The Clean Energy finance Corporation (CEFC) is an Australian government-owned financial institution with the specific mandate to support and assist the promotion of investment in clean energy, energy efficiency and renewable energy. The CEFC was established as part of the package of measures introduced by the previous Australian government in relation to Australia’s carbon emissions reduction program, and received an allocation of funds raised from the operation (between 2011 and 2014) of the Australian carbon market system.
The current conservative government has proposed the abolition of the CEFC, however as at the time of writing has not succeeded in securing sufficient votes in Australia’s parliament to repeal the legislation under which the CEFC is established.
CEFC has a mandate to ensure it achieved financial returns on funds under its management at least equivalent to returns available on Australian government bonds.
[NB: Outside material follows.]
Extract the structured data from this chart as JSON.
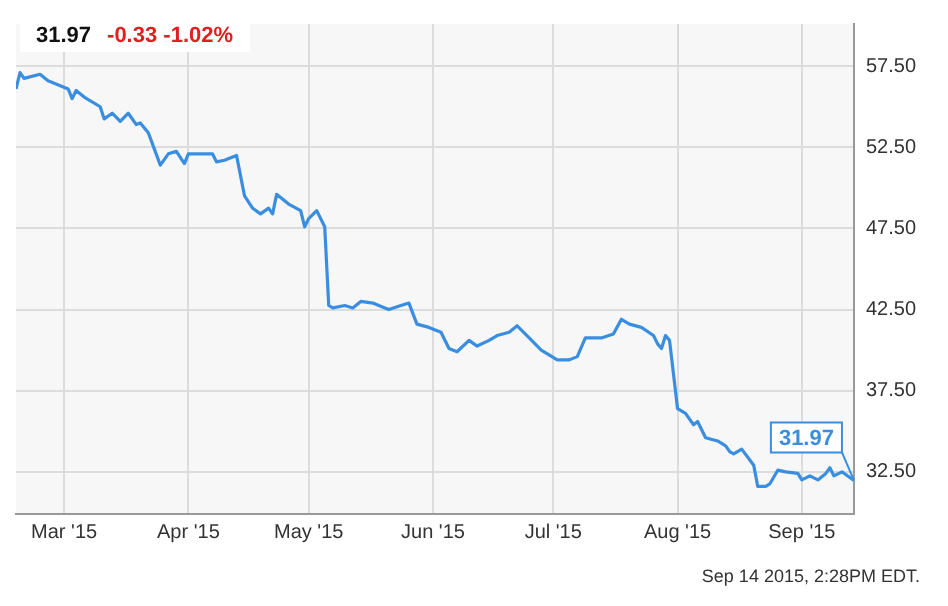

CEFC operates much as a commercial bank, however with a high degree of specialisation and innovation in lending for renewable and clean energy and energy efficiency investments. CEFC works closely with Australia’s finance sector to initiate syndication, to educate and to provide demonstration of finance innovation aimed at increasing the involvement of commercial finance institutions in Australia in renewable energy investment.
EUREKA is an international network of 41 member states and the European Commission whose aim is to raise the competitiveness and productivity of European companies through innovation and technology-based product development. It supports European innovation by organizing international R&D&I collaboration projects between SMEs, research centers, universities and large industry.